Because the data bus is wider than eight bits.
Let assume that the data bus is 32 bits. To get 16 bits from address 0x10000001, it has to get the four bytes that starts at 0x10000000 and shift the value to get the two bytes in the middle.
To get 16 bits from the address 0x10000003, it has to get the words that start at 0x10000000 and 0x10000004, and use one byte from each value.
The processor can only access memory in an aligned fashion. This is a consequence of how the interconnect between the processor and memory functions.
When a processor supports unaligned reads, what's really happening is the processor issuing two separate reads (or one read of larger size) and stitching the parts together, which is why it's slower than an aligned read.
One example: if the databus is 32 bits and a 32 bit value is not on a 32 bit boundary, the bytes will have to be fetched in more than one operation and moved around to load the value properly into a processor register.

Understanding word alignment

I understand what it means to access memory such that it is aligned but I don’t understand why this is necessary. For instance, why can I access a single byte from an address 0x…1 but I cannot access a half word (two bytes) from the same address.

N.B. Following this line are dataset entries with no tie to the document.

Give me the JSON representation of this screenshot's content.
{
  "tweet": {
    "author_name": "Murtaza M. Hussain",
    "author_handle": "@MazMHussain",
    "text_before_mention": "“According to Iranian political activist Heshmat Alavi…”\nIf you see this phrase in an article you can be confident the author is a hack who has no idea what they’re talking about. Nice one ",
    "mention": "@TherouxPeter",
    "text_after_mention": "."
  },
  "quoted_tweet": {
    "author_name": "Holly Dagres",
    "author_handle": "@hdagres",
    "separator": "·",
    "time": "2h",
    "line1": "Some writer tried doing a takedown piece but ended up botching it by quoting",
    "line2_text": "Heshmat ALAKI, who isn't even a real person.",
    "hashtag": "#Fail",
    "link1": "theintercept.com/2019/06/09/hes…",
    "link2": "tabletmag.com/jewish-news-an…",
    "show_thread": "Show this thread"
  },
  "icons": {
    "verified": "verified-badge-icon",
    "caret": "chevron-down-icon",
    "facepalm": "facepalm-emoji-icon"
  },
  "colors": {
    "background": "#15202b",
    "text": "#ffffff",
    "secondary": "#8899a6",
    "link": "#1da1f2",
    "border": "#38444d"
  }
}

Again, I understand that if you have an address A and an object of size s that the access is aligned if A mod s = 0. But I just don’t understand why this is important at the hardware level.
Hardware is complex; this is a simplified explanation.

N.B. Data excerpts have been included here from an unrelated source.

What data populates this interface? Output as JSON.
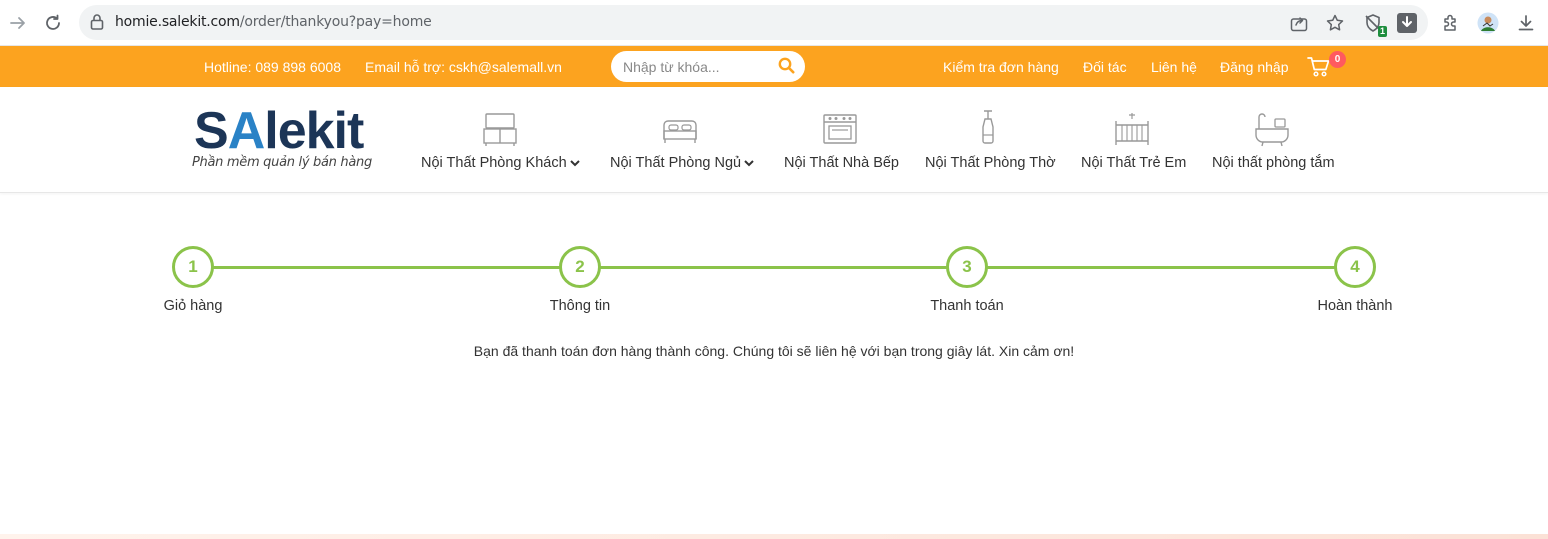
{
  "browser": {
    "url_host": "homie.salekit.com",
    "url_path": "/order/thankyou?pay=home",
    "extension_badge": "1"
  },
  "topbar": {
    "hotline": "Hotline: 089 898 6008",
    "email": "Email hỗ trợ: cskh@salemall.vn",
    "search_placeholder": "Nhập từ khóa...",
    "links": [
      "Kiểm tra đơn hàng",
      "Đối tác",
      "Liên hệ",
      "Đăng nhập"
    ],
    "cart_count": "0",
    "color": "#fca31f"
  },
  "logo": {
    "word_s": "S",
    "word_a": "A",
    "word_rest": "lekit",
    "tagline": "Phần mềm quản lý bán hàng"
  },
  "categories": [
    {
      "label": "Nội Thất Phòng Khách",
      "icon": "tv-cabinet-icon",
      "dropdown": true
    },
    {
      "label": "Nội Thất Phòng Ngủ",
      "icon": "bed-icon",
      "dropdown": true
    },
    {
      "label": "Nội Thất Nhà Bếp",
      "icon": "stove-icon",
      "dropdown": false
    },
    {
      "label": "Nội Thất Phòng Thờ",
      "icon": "lamp-icon",
      "dropdown": false
    },
    {
      "label": "Nội Thất Trẻ Em",
      "icon": "crib-icon",
      "dropdown": false
    },
    {
      "label": "Nội thất phòng tắm",
      "icon": "bathtub-icon",
      "dropdown": false
    }
  ],
  "steps": [
    {
      "number": "1",
      "label": "Giỏ hàng"
    },
    {
      "number": "2",
      "label": "Thông tin"
    },
    {
      "number": "3",
      "label": "Thanh toán"
    },
    {
      "number": "4",
      "label": "Hoàn thành"
    }
  ],
  "step_color": "#8bc34a",
  "message": "Bạn đã thanh toán đơn hàng thành công. Chúng tôi sẽ liên hệ với bạn trong giây lát. Xin cảm ơn!"
}
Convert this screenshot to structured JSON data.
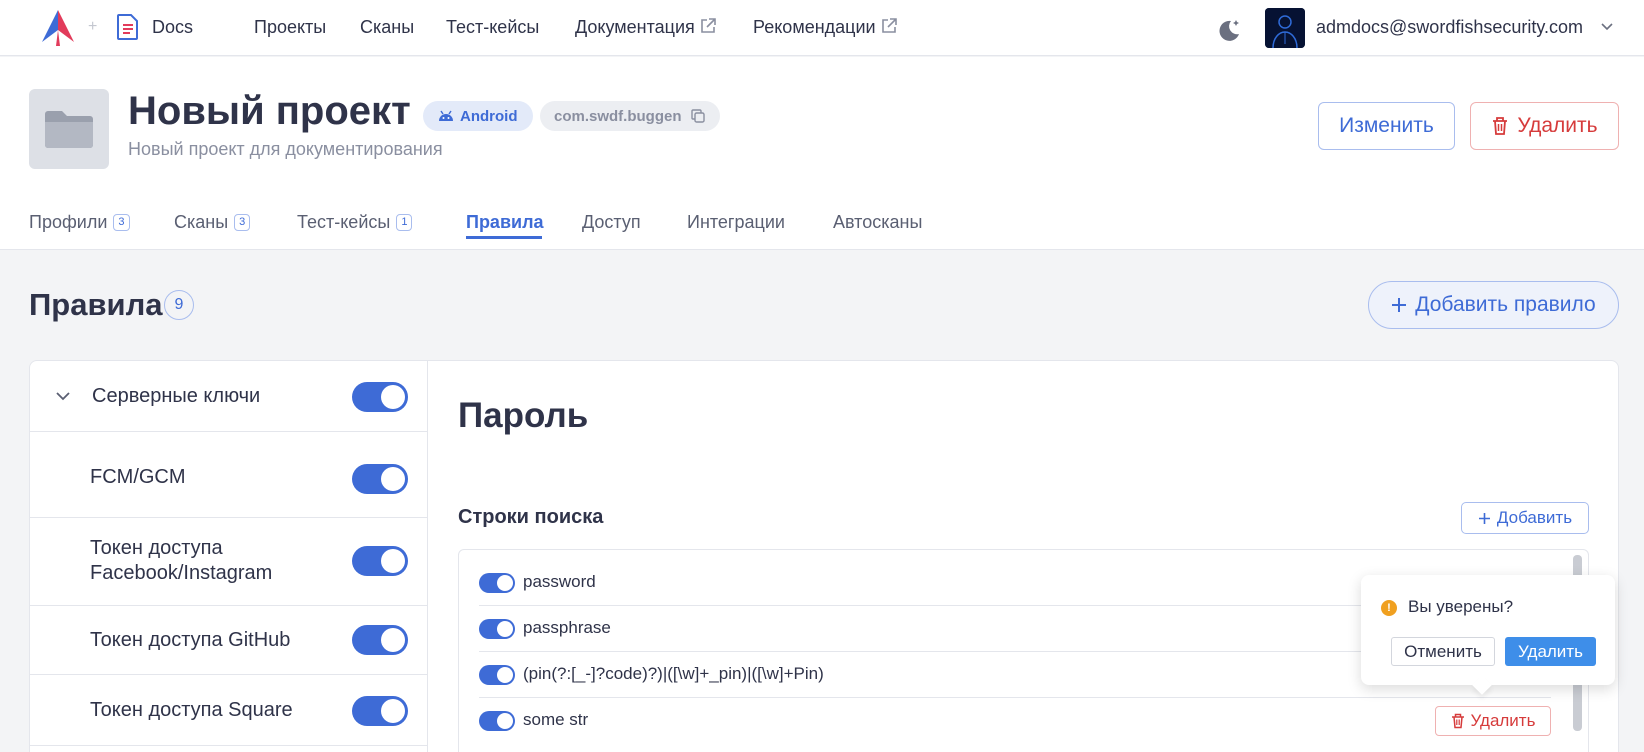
{
  "nav": {
    "app_name": "Docs",
    "links": [
      "Проекты",
      "Сканы",
      "Тест-кейсы",
      "Документация",
      "Рекомендации"
    ],
    "user_email": "admdocs@swordfishsecurity.com"
  },
  "project": {
    "title": "Новый проект",
    "platform": "Android",
    "package": "com.swdf.buggen",
    "subtitle": "Новый проект для документирования",
    "edit_label": "Изменить",
    "delete_label": "Удалить"
  },
  "tabs": [
    {
      "label": "Профили",
      "count": "3"
    },
    {
      "label": "Сканы",
      "count": "3"
    },
    {
      "label": "Тест-кейсы",
      "count": "1"
    },
    {
      "label": "Правила",
      "count": ""
    },
    {
      "label": "Доступ",
      "count": ""
    },
    {
      "label": "Интеграции",
      "count": ""
    },
    {
      "label": "Автосканы",
      "count": ""
    }
  ],
  "active_tab": "Правила",
  "rules": {
    "title": "Правила",
    "count": "9",
    "add_label": "Добавить правило",
    "group": {
      "label": "Серверные ключи",
      "enabled": true
    },
    "items": [
      {
        "label": "FCM/GCM",
        "enabled": true
      },
      {
        "label": "Токен доступа Facebook/Instagram",
        "enabled": true
      },
      {
        "label": "Токен доступа GitHub",
        "enabled": true
      },
      {
        "label": "Токен доступа Square",
        "enabled": true
      }
    ]
  },
  "detail": {
    "name": "Пароль",
    "search_title": "Строки поиска",
    "add_label": "Добавить",
    "strings": [
      {
        "text": "password",
        "enabled": true
      },
      {
        "text": "passphrase",
        "enabled": true
      },
      {
        "text": "(pin(?:[_-]?code)?)|([\\w]+_pin)|([\\w]+Pin)",
        "enabled": true
      },
      {
        "text": "some str",
        "enabled": true
      }
    ],
    "row_delete_label": "Удалить"
  },
  "popconfirm": {
    "message": "Вы уверены?",
    "cancel_label": "Отменить",
    "ok_label": "Удалить"
  },
  "colors": {
    "accent": "#3e6bd6",
    "danger": "#d63b3b",
    "warning": "#f0a020"
  }
}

A typical modern computer might have a 32-bit data bus. This means that any fetch that the CPU needs to do will fetch all 32 bits of a particular memory address. Since the data bus can't fetch anything smaller than 32 bits, the lowest two address bits aren't even used on the address bus, so it's as if RAM is organised into a sequence of 32-bit words instead of 8-bit bytes.
When the CPU does a fetch for a single byte, the read cycle on the bus will fetch 32 bits and then the CPU will discard 24 of those bits, loading the remaining 8 bits into whatever register. If the CPU wants to fetch a 32 bit value that is not aligned on a 32-bit boundary, it has several general choices:
execute two separate read cycles on the bus to load the appropriate parts of the data word and reassemble them
read the 32-bit word at the address determined by throwing away the low two bits of the address
read some unexpected combination of bytes assembled into a 32-bit word, probably not the one you wanted
throw an exception
Various CPUs I have worked with have taken all four of those paths. In general, for maximum compatibility it is safest to align all n-bit reads to an n-bit boundary. However, you can certainly take shortcuts if you are sure that your software will run on some particular CPU family with known unaligned read behaviour. And even if unaligned reads are possible (such as on x86 family CPUs), they will be slower.

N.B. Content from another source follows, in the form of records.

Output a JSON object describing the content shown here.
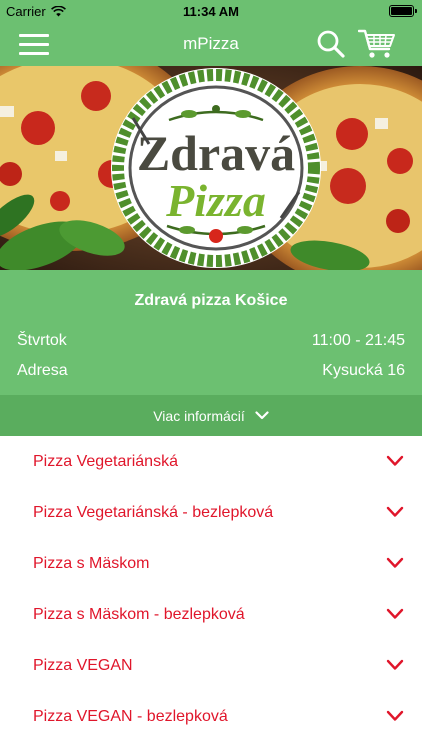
{
  "status_bar": {
    "carrier": "Carrier",
    "time": "11:34 AM"
  },
  "nav": {
    "title": "mPizza",
    "icons": [
      "menu-icon",
      "search-icon",
      "cart-icon"
    ]
  },
  "logo": {
    "line1": "Zdravá",
    "line2": "Pizza"
  },
  "info": {
    "shop_name": "Zdravá pizza Košice",
    "day_label": "Štvrtok",
    "hours": "11:00 - 21:45",
    "address_label": "Adresa",
    "address": "Kysucká 16",
    "more_label": "Viac informácií"
  },
  "categories": [
    {
      "label": "Pizza Vegetariánská"
    },
    {
      "label": "Pizza Vegetariánská - bezlepková"
    },
    {
      "label": "Pizza s Mäskom"
    },
    {
      "label": "Pizza s Mäskom - bezlepková"
    },
    {
      "label": "Pizza VEGAN"
    },
    {
      "label": "Pizza VEGAN - bezlepková"
    }
  ],
  "colors": {
    "green": "#6cc071",
    "green_dark": "#5aad5e",
    "accent_red": "#e0162b"
  }
}
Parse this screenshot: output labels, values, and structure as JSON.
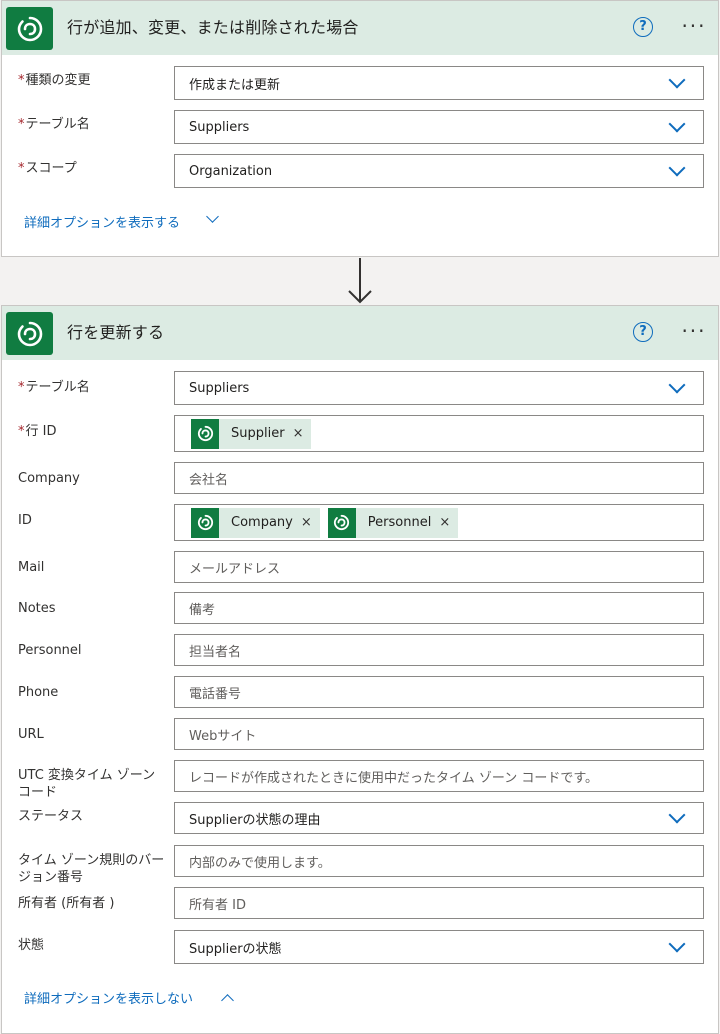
{
  "trigger": {
    "title": "行が追加、変更、または削除された場合",
    "fields": [
      {
        "label": "種類の変更",
        "value": "作成または更新",
        "required": true
      },
      {
        "label": "テーブル名",
        "value": "Suppliers",
        "required": true
      },
      {
        "label": "スコープ",
        "value": "Organization",
        "required": true
      }
    ],
    "advanced_link": "詳細オプションを表示する"
  },
  "action": {
    "title": "行を更新する",
    "table": {
      "label": "テーブル名",
      "value": "Suppliers"
    },
    "row_id": {
      "label": "行 ID",
      "tokens": [
        "Supplier"
      ]
    },
    "company": {
      "label": "Company",
      "placeholder": "会社名"
    },
    "id": {
      "label": "ID",
      "tokens": [
        "Company",
        "Personnel"
      ]
    },
    "mail": {
      "label": "Mail",
      "placeholder": "メールアドレス"
    },
    "notes": {
      "label": "Notes",
      "placeholder": "備考"
    },
    "personnel": {
      "label": "Personnel",
      "placeholder": "担当者名"
    },
    "phone": {
      "label": "Phone",
      "placeholder": "電話番号"
    },
    "url": {
      "label": "URL",
      "placeholder": "Webサイト"
    },
    "utc": {
      "label": "UTC 変換タイム ゾーン コード",
      "placeholder": "レコードが作成されたときに使用中だったタイム ゾーン コードです。"
    },
    "status_reason": {
      "label": "ステータス",
      "value": "Supplierの状態の理由"
    },
    "tz_rule": {
      "label": "タイム ゾーン規則のバージョン番号",
      "placeholder": "内部のみで使用します。"
    },
    "owner": {
      "label": "所有者 (所有者 )",
      "placeholder": "所有者 ID"
    },
    "state": {
      "label": "状態",
      "value": "Supplierの状態"
    },
    "advanced_link": "詳細オプションを表示しない"
  },
  "icons": {
    "dataverse": "dataverse-icon",
    "help": "help-icon",
    "more": "more-icon"
  },
  "colors": {
    "accent": "#0f6cbd",
    "header_bg": "#dcebe3",
    "brand_green": "#107c41",
    "required": "#a4262c"
  }
}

The computer always reads in some fixed size chunks which are aligned.
So, if you don't align your data in memory, you will have to probably read more than once.
Example
word size is 8 bytes
your structure is also 8 bytes
if you align it, you'll have to read one chunk
if you don't align it, you'll have to read two chunks
So, it's basically to speed up.
The reason for all alignment rules are the various widths of the Cache Lines (Instruction-Cache do have 16 Byte lines for the Core2 Architecture, and the Data-Cache do have 64-Byte Lines for L1 and 128-Byte Lines for L2).
So if you want to store/load data that crosses a Cahce-Line Boundary you need to load and store both Cache-lines, which hits the performance.
So you just don't do it because of the performance hit, its that simple.
Try reading a serial port. The data is 8 bits wide.
Nice hardware designers ensure it lies on a least significant byte of the word.
If you have a C structure that has elements not word aligned ( from backwards compatibility or conservation of memory say )
then the address of any byte within the structure is not word aligned.